Experimental and Finite Element Investigations on the Biomechanical Effects of Meniscal Tears in the Knee Joint: A Review

Abstract

The knowledge of the complex biomechanical behaviour of the injured knee joints is of paramount importance in various clinical situations. A review of the biomechanical effects of meniscal tears based on experimental and finite element analysis has not been reported in the literature. The objective of this study is to present a review of experimental and finite element investigations on the consequences of meniscal tears such as longitudinal, radial, horizontal cleavage and root tears in the medial and lateral menisci. It is found that larger longitudinal tear in the medial meniscus has a significant impact on the magnitude of strain in the meniscus associated with a dramatic increase in CP in the tibial cartilage.

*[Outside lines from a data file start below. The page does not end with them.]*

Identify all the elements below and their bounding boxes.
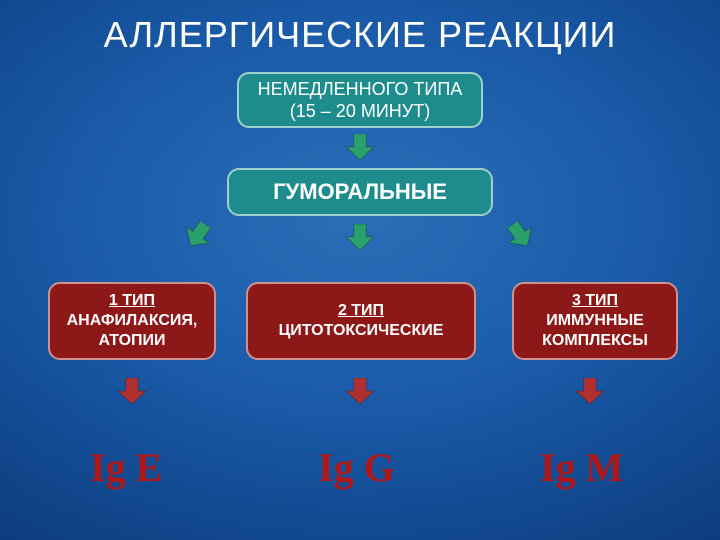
box-type-2: 2 ТИП ЦИТОТОКСИЧЕСКИЕ [246, 282, 476, 360]
type2-line2: ЦИТОТОКСИЧЕСКИЕ [279, 321, 444, 341]
slide-title: АЛЛЕРГИЧЕСКИЕ РЕАКЦИИ [0, 14, 720, 56]
arrow-diag-left [179, 216, 217, 253]
box-immediate-line1: НЕМЕДЛЕННОГО ТИПА [258, 78, 463, 101]
label-ig-g: Ig G [318, 444, 395, 491]
slide-content: АЛЛЕРГИЧЕСКИЕ РЕАКЦИИ НЕМЕДЛЕННОГО ТИПА … [0, 0, 720, 540]
label-ig-m: Ig M [540, 444, 623, 491]
arrow-red-3 [576, 378, 604, 404]
arrow-red-2 [346, 378, 374, 404]
box-immediate-type: НЕМЕДЛЕННОГО ТИПА (15 – 20 МИНУТ) [237, 72, 483, 128]
type1-line3: АТОПИИ [67, 331, 198, 351]
type2-line1: 2 ТИП [279, 301, 444, 321]
box-humoral-text: ГУМОРАЛЬНЫЕ [273, 178, 447, 206]
box-immediate-line2: (15 – 20 МИНУТ) [258, 100, 463, 123]
type1-line2: АНАФИЛАКСИЯ, [67, 311, 198, 331]
arrow-down-2 [346, 224, 374, 250]
arrow-down-1 [346, 134, 374, 160]
type3-line2: ИММУННЫЕ [542, 311, 648, 331]
type1-line1: 1 ТИП [67, 291, 198, 311]
label-ig-e: Ig E [90, 444, 162, 491]
arrow-red-1 [118, 378, 146, 404]
type3-line3: КОМПЛЕКСЫ [542, 331, 648, 351]
arrow-diag-right [501, 216, 539, 253]
box-type-1: 1 ТИП АНАФИЛАКСИЯ, АТОПИИ [48, 282, 216, 360]
type3-line1: 3 ТИП [542, 291, 648, 311]
box-type-3: 3 ТИП ИММУННЫЕ КОМПЛЕКСЫ [512, 282, 678, 360]
box-humoral: ГУМОРАЛЬНЫЕ [227, 168, 493, 216]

Also, the untreated fragment of the torn meniscus leads to a significant rise in contact pressure in the cartilage resulting in the progressive degeneration of the cartilage surface. The radial tears in the lateral meniscus of more than 66% width and those in the medial meniscus of more than 75% width result in a substantial increase in the contact pressure in the cartilage compared to that in the intact knee joint. The root tears in the menisci demonstrate a significant influence on the biomechanical response of the knee joint. The results of finite element analysis studies are compared with experimental findings. Finally, some recommendations for future work are proposed to predict the realistic biomechanical response of the knee joints with meniscal tears. The results of this study present a rationale that could help surgeons in making clinical decisions when managing patients with meniscal tears.